Mon album Esperanza a 20 ans

Notre Kot dans le quartier de L'Hocaille à Louvain La Neuve
Notre Kot dans le quartier de L’Hocaille à Louvain La Neuve

Janvier 1998, pour mes vingts ans, mes amis s’étaient rassemblés pour une petite fête surprise à la maison. Cela me faisait vraiment plaisir de les revoir tous près de moi, car il y a 20 ans, j’étais parti découvrir le monde en kot à Louvain La Neuve. Etudiant, futur ingénieur du son à l’Institut des Arts de Diffusion (IAD), je m’étais envolé de la maison, j’avais quitté les pots du haut de Seraing pour apprendre un peu la vie !

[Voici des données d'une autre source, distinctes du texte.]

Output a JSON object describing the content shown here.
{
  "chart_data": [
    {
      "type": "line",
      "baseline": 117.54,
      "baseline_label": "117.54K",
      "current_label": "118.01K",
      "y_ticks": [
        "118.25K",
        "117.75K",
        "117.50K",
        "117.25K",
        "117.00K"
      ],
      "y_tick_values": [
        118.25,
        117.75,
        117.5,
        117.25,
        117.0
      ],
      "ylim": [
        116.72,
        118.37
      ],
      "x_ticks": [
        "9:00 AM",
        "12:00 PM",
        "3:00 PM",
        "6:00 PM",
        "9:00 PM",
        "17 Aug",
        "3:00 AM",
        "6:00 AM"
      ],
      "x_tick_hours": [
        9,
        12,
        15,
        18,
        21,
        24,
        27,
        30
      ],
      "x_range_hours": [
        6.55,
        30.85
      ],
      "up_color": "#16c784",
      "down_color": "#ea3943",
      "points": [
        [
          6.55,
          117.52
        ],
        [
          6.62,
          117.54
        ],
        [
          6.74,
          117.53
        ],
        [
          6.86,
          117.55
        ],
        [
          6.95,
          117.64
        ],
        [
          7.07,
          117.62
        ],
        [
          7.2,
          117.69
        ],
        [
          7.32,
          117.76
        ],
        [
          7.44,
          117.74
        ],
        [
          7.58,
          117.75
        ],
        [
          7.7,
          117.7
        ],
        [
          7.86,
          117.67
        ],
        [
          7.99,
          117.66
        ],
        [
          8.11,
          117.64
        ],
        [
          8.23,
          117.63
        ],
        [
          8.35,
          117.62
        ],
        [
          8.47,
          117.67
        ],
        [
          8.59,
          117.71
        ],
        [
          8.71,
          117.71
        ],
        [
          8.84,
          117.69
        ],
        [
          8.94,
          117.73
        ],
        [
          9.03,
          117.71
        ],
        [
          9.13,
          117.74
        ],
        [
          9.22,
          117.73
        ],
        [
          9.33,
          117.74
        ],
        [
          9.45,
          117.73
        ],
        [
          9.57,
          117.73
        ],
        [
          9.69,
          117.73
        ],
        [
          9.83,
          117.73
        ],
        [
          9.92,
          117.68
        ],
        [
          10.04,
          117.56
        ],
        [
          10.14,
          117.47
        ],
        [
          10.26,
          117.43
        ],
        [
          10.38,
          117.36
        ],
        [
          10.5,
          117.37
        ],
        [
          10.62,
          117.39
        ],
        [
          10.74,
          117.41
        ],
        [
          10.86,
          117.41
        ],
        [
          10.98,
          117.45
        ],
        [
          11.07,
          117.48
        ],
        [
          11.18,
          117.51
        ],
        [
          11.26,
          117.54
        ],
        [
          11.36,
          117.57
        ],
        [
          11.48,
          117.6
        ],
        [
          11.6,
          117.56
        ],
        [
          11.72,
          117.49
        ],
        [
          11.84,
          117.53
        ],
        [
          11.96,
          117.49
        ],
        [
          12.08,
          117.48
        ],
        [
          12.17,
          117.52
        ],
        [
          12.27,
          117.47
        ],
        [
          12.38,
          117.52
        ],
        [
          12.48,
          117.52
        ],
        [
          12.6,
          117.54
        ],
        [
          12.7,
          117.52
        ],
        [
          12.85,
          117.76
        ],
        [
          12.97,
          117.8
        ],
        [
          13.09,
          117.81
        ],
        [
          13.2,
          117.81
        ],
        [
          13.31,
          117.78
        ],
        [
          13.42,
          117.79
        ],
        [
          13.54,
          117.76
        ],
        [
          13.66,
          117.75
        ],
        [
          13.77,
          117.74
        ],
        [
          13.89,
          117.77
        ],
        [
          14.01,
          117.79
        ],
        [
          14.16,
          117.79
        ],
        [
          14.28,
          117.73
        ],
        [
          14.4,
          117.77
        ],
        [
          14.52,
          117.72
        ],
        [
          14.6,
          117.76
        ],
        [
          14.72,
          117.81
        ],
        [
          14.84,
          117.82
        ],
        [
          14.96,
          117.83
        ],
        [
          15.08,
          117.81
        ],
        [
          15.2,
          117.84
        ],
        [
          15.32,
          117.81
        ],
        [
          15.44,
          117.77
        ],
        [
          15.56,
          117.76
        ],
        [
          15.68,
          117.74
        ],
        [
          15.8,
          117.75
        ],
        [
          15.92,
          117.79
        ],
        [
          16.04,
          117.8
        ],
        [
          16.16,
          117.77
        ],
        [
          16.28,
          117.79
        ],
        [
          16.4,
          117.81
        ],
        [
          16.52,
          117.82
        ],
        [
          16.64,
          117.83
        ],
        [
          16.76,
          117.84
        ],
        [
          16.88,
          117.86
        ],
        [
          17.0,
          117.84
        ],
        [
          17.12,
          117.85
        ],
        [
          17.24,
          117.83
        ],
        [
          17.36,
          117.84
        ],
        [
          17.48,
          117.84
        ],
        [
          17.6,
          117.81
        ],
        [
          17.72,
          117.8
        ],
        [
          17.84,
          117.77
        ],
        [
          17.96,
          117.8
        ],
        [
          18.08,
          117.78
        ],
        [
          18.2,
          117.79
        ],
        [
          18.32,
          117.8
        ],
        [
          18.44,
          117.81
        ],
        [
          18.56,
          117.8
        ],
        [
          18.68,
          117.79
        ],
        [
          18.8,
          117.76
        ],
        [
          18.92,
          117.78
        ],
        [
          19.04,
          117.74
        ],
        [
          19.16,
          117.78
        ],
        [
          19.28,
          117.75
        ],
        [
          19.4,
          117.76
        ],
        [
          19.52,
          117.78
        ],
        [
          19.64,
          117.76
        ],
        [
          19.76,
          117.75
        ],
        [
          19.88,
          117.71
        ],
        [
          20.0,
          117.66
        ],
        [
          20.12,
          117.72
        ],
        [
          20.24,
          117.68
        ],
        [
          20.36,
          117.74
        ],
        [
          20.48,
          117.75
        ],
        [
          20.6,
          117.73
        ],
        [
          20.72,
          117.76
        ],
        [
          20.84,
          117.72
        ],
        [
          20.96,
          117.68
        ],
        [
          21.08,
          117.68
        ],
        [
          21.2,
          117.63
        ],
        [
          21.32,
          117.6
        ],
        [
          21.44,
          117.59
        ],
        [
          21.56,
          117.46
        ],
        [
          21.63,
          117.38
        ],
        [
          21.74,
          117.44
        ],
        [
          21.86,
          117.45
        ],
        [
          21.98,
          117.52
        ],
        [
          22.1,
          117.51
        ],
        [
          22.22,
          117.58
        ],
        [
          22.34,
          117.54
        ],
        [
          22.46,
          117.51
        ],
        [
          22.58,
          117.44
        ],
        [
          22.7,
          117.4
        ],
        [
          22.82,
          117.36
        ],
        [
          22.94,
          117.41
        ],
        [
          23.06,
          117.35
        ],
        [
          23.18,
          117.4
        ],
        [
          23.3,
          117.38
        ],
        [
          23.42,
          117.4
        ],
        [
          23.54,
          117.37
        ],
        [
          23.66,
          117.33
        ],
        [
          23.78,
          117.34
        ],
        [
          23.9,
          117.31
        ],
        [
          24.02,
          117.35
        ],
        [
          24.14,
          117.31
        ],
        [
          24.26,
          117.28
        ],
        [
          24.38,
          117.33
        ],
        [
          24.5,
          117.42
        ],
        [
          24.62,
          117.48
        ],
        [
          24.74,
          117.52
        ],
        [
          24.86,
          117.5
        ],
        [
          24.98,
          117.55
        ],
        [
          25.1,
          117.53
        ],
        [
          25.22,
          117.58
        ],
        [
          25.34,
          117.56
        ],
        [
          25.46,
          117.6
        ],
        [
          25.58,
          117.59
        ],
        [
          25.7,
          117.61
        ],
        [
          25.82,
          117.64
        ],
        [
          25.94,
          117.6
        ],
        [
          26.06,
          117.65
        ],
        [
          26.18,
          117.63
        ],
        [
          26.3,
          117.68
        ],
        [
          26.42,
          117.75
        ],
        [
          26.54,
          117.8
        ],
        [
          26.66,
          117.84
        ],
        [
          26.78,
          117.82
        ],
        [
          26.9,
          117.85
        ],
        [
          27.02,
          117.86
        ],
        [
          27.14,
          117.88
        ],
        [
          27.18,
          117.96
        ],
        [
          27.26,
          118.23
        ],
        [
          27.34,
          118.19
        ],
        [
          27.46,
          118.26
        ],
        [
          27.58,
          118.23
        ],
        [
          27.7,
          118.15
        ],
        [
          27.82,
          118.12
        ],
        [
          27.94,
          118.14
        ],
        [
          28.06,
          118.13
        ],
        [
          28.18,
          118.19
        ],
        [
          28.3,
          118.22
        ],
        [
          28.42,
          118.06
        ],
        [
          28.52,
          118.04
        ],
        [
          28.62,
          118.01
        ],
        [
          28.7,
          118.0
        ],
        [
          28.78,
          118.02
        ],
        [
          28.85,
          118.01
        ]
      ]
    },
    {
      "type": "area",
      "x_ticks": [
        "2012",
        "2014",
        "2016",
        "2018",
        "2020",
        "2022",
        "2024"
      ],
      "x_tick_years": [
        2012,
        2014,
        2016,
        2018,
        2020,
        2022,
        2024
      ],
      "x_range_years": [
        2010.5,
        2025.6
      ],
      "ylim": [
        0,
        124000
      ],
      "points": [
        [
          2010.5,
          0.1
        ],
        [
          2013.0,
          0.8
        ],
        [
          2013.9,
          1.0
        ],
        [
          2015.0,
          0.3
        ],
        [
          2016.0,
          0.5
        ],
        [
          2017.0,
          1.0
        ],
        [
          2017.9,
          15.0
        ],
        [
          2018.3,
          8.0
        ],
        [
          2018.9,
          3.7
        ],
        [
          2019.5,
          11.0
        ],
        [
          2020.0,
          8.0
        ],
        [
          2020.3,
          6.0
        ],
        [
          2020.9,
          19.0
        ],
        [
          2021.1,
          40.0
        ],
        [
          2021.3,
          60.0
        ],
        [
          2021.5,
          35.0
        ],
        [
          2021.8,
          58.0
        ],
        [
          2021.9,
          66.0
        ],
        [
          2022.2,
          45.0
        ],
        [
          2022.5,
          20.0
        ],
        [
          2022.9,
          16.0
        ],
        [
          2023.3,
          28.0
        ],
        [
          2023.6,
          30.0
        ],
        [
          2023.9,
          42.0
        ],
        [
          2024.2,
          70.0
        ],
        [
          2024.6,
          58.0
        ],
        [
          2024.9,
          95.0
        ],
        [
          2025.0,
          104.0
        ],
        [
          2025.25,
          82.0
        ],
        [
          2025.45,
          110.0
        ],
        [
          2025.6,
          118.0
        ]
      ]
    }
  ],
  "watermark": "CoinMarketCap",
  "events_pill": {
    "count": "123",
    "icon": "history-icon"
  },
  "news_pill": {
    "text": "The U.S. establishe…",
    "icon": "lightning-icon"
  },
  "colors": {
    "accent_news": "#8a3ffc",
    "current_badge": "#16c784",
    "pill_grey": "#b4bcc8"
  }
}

Et à cette époque, ma vie c’était la musique ! Très vite j’allais faire de belles rencontres. Mon ami Didier Rombauts bien sur qui allait partager cette grande aventure avec moi. Une grande amitié allait se construire, remplie de grands projets. Sa culture musicale était bien différente de la mienne. Piano, Basse, Metal, symphonie… il allait m’ouvrir à d’autres choses que la musique carrée de mon soundtracker. Avec Damien Bruindonckx, Antoine Reekmans et Damien Deville allait naitre l’Expérimental Association From LLN entre deux parties de Worms.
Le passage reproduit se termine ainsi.